Dans notre dernière conversation/interview, qui sera bientôt publiée sous la forme d’une vidéo et d’une transcription, Michael Hudson – sans doute le meilleur économiste du monde – a mis le doigt sur le cœur du problème :
« La lutte contre la Chine, la peur de la Chine, c’est qu’on ne peut pas faire à la Chine ce qu’on a fait à la Russie. Les États-Unis aimeraient qu’il y ait une figure d’Eltsine en Chine pour dire : donnons simplement tous les chemins de fer que vous avez construits, le train à grande vitesse, donnons les richesses, donnons toutes les usines aux individus et laissons les individus gérer tout et, ensuite, nous leur prêterons de l’argent, ou nous les rachèterons et nous pourrons alors les contrôler financièrement.
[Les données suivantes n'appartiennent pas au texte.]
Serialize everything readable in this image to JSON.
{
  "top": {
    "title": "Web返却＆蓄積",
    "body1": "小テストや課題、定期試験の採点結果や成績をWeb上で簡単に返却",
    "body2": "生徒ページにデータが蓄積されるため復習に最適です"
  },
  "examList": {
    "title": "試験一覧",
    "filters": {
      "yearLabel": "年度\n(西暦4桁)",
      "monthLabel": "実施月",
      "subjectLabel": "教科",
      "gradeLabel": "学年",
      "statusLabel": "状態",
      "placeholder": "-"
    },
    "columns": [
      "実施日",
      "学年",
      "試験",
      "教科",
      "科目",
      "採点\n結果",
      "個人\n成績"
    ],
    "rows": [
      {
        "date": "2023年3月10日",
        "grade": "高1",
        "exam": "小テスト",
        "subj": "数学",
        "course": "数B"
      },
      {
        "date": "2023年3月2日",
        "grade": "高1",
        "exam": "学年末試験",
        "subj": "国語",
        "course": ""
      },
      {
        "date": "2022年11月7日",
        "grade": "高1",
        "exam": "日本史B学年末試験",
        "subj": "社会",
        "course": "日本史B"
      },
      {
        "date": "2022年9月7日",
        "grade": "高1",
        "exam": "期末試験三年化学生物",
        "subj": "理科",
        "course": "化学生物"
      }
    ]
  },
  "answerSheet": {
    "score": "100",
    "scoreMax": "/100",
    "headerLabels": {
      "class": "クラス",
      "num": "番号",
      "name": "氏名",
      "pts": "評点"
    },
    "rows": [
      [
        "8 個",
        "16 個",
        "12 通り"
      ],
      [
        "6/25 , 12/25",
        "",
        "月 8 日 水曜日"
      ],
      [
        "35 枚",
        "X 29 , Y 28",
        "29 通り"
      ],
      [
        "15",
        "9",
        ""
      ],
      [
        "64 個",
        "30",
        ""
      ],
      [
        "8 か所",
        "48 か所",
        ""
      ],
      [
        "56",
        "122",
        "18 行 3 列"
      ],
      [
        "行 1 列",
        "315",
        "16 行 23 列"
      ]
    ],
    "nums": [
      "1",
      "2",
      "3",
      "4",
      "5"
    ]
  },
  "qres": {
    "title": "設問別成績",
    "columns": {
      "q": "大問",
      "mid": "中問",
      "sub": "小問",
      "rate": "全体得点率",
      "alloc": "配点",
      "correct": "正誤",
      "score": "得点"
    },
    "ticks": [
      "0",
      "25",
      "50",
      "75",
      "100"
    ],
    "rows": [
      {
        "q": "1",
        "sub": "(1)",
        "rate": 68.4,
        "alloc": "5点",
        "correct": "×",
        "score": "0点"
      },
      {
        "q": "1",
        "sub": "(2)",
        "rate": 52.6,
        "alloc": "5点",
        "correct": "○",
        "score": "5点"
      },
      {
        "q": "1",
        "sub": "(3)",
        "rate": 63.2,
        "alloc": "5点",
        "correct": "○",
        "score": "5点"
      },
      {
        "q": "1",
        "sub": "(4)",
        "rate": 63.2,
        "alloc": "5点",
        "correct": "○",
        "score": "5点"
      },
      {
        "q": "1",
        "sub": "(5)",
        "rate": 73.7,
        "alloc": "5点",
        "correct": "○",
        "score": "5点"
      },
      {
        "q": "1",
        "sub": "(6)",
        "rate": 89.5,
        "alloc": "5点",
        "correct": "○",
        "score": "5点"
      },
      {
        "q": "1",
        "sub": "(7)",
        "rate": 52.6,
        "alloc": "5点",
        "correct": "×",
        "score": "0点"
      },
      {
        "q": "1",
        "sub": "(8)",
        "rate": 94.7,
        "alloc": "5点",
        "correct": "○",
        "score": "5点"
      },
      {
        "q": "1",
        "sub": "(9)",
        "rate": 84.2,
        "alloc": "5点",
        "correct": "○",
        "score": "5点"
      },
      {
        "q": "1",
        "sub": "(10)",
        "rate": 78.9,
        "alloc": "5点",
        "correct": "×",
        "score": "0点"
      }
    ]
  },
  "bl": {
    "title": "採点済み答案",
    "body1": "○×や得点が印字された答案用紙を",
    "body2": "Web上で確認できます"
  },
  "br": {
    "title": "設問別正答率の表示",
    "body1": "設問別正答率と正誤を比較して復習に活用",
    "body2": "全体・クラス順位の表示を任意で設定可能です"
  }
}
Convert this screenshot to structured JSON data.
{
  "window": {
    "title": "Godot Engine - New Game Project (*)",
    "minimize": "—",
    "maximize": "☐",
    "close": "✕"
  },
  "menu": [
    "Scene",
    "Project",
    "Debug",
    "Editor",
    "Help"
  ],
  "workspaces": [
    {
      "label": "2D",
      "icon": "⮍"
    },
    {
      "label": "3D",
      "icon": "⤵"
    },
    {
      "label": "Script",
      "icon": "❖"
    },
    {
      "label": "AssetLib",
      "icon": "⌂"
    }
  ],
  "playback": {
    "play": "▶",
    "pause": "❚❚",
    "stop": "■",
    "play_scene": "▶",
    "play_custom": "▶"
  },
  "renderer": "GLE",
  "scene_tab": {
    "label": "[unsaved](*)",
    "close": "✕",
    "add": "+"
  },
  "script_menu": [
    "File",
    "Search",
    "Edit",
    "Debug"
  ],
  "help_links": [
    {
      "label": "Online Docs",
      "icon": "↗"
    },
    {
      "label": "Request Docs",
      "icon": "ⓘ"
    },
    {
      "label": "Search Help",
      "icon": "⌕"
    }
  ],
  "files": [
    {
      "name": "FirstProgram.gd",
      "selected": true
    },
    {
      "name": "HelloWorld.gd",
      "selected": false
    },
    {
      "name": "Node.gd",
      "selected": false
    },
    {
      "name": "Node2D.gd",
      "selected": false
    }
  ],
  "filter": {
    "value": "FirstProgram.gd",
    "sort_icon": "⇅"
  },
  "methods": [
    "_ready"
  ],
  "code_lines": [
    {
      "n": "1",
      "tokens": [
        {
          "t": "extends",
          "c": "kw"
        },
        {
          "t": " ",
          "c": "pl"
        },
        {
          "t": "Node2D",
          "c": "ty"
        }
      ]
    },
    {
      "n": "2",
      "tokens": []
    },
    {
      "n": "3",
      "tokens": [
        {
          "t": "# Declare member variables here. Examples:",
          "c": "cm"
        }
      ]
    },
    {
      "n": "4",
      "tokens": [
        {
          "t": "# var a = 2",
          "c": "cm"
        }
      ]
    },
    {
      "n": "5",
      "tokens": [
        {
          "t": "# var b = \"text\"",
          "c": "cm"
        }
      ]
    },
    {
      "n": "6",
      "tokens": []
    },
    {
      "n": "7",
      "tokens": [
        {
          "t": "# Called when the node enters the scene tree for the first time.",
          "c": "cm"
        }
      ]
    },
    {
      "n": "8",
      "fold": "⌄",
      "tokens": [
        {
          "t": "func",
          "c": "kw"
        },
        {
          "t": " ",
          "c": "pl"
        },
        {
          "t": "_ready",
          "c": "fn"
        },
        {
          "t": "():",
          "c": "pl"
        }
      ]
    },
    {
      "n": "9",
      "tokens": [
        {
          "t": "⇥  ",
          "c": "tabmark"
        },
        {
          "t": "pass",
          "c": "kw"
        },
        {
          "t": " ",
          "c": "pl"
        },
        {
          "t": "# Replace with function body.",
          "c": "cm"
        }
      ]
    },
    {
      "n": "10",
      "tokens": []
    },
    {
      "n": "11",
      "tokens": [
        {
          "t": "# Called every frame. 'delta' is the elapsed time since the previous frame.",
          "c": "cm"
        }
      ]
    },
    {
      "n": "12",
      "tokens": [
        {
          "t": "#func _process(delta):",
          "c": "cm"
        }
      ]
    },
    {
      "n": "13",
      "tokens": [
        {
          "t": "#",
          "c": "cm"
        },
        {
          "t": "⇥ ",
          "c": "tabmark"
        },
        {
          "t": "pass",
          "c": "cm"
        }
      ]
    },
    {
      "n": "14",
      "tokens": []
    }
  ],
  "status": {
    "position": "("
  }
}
Et la Chine ne laisse pas cela se produire. Et la Russie a empêché cela de se produire. Et la fureur de l’Occident est que, d’une manière ou d’une autre, le système financier américain est incapable de prendre le contrôle des ressources étrangères, de l’agriculture étrangère. Il ne lui reste que les moyens militaires pour s’en emparer, comme on le voit au Proche-Orient. Et vous le voyez en Ukraine en ce moment.
À suivre. En l’état actuel des choses, nous devrions tous nous assurer que les Ides de mars – version 2021 – ont déjà configuré un tout nouvel échiquier géopolitique. La double hélice Russie-Chine sur le rail à grande vitesse a quitté la gare – et il n’y a pas de retour en arrière.